Pawlenty contended that Obama as a candidate had opposed techniques that “led to bin Laden’s being identified and killed” — an apparent reference to harsh interrogation tactics — and he faulted the president for ceding the United Nations too much decision-making authority in Libya.

“If you look at what President Obama has done right in foreign policy,” added former Pennsylvania senator Rick Santorum, “it has been a continuation of Bush policies.”

The fact that foreign policy questions dominated the kickoff debate, however, was evidence of how bin Laden’s killing has thrown the GOP presidential field off balance, if only temporarily. Domestic economic concerns had been expected to drive the presidential race.

To the degree they discussed the primary issue in the campaign — jobs and the economy — the candidates demonstrated few differences and focused instead on attacking Obama for failing to turn things around.

Only five potential candidates showed up for the debate, which was co-sponsored by Fox News Channel and the South Carolina Republican Party. Among them, Pawlenty is the only one considered to have a strong shot at the nomination. In addition to San­torum, the others were Rep. Ron Paul (Tex.), former New Mexico governor Gary Johnson and former Godfather’s Pizza chief executive Herman Cain, who is also a radio talk show host.

Among the missing, though considered likely to run, were former Massachusetts governor Mitt Romney and former House speaker Newt Gingrich.

There are a host of other possibly strong contenders in varying stages of deciding whether to make a bid: former Arkansas governor Mike Huckabee, Indiana Gov. Mitch Daniels, and former Utah governor and ambassador to China Jon Huntsman.

The day also brought a reminder of what the ultimate winner of the GOP nomination will be up against in trying to unseat an incumbent president, and why history has shown it is so difficult to beat one.
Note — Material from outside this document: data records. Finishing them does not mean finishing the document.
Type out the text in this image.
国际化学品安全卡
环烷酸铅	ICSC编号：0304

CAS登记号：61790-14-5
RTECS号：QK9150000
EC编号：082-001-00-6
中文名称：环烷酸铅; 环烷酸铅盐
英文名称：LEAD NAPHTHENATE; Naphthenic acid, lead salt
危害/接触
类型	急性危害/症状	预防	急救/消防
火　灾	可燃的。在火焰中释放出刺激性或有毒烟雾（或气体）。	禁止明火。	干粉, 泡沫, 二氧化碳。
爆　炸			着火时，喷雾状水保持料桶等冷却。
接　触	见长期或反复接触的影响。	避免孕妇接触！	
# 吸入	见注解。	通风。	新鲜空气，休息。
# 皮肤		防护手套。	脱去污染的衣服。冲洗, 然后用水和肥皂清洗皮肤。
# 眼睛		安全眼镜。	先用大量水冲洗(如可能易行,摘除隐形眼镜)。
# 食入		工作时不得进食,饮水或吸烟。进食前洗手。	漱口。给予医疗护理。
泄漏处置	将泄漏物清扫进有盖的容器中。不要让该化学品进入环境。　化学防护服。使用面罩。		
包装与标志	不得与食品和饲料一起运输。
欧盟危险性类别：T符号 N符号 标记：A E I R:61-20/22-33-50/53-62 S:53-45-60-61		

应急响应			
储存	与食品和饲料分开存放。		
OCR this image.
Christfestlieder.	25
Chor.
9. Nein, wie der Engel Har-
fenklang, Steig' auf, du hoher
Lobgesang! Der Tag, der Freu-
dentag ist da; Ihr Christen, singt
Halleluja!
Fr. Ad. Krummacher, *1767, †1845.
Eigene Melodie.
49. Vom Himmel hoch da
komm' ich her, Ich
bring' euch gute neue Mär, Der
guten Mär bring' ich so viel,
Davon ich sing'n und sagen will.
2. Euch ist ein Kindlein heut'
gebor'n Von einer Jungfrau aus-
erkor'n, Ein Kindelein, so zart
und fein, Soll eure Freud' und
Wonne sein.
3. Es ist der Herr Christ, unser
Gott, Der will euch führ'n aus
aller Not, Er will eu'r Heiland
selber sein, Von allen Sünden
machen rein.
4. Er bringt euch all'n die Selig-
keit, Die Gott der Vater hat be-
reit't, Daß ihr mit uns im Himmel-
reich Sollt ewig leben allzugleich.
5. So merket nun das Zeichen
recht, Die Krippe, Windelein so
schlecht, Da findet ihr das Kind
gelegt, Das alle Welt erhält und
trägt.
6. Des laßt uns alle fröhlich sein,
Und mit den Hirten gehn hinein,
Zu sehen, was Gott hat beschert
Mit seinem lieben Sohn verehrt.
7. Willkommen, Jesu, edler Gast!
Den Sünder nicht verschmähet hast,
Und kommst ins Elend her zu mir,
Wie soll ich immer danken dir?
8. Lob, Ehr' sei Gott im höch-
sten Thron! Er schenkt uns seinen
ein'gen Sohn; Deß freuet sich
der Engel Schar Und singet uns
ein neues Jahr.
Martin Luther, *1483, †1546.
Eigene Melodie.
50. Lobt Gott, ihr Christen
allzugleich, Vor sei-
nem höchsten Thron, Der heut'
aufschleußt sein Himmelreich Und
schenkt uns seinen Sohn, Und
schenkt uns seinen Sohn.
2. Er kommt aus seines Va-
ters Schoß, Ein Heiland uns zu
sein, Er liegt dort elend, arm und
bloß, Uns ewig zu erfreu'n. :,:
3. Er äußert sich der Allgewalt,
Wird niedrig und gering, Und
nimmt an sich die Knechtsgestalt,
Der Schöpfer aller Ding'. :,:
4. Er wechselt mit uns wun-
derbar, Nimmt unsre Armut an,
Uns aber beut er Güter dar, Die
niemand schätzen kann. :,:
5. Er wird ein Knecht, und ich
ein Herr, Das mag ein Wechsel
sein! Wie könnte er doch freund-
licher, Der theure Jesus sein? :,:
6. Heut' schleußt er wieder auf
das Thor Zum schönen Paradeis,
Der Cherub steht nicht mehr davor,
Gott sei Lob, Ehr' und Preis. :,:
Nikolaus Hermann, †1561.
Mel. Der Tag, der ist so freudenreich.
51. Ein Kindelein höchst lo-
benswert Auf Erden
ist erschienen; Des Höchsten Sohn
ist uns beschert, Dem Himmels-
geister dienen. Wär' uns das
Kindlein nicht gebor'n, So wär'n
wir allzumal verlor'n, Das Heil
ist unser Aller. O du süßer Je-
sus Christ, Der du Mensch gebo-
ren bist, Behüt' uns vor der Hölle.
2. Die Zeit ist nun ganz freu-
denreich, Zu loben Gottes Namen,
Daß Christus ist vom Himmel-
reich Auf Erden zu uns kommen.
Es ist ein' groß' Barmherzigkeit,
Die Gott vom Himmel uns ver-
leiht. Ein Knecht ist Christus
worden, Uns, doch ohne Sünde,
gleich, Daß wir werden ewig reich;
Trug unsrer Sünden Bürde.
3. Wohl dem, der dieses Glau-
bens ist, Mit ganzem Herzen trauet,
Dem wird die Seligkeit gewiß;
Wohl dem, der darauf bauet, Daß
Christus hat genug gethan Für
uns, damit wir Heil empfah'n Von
The power of the office was on abundant display as President Obama laid a wreath at Ground Zero in New York, honoring the dead of the Sept. 11 attacks four days after U.S. Navy SEALs raided bin Laden’s compound in Pakistan and killed the al-Qaeda leader.

Pawlenty has lately been taunting his would-be opponents to “get off the sidelines.”

In a commentary Thursday on the Daily Caller, a conservative Web site, Pawlenty warned: “Some candidates are skipping tonight’s Republican debate in South Carolina because they believe it’s ‘too soon’ to begin the presidential campaign against Barack Obama. I only hope that it’s not too late.”

Though the president has been saddled with a weak economy and an unpopular health-care plan, Pawlenty wrote, “He is an excellent campaigner who is already working hard to build the most expensive campaign in American history. Republicans will only win if we unite behind our conservative values and start the campaign against him now.”

The candidates were asked about their absent would-be opponents, and all of them did their best to stick to former President Ronald Reagan’s rule of not speaking ill of fellow Republicans.

Asked, for instance, whether his prospects would suffer if Huckabee decided to enter the race, Pawlenty said, “I love the Huck. I know him. He’s a good colleague of mine, [but] as I get better known, I’m getting more and more support and I think the momentum is on my side.”

Santorum, meanwhile, took a dig at Daniels’s suggestions that the Republican Party should keep its focus on economic issues and put less emphasis on social ones.

“Anybody who would suggest we call a truce on moral issues doesn’t understand what America’s all about,” Santorum said.

The presence of two libertarians — Paul and Johnson — in the relatively small group gave the debate a different emphasis, indeed one that is at odds with the GOP mainstream.

Paul expressed support for legalizing heroin, for instance, and Johnson restated his call for legalizing marijuana. And both are against continuing the war in Afghanistan.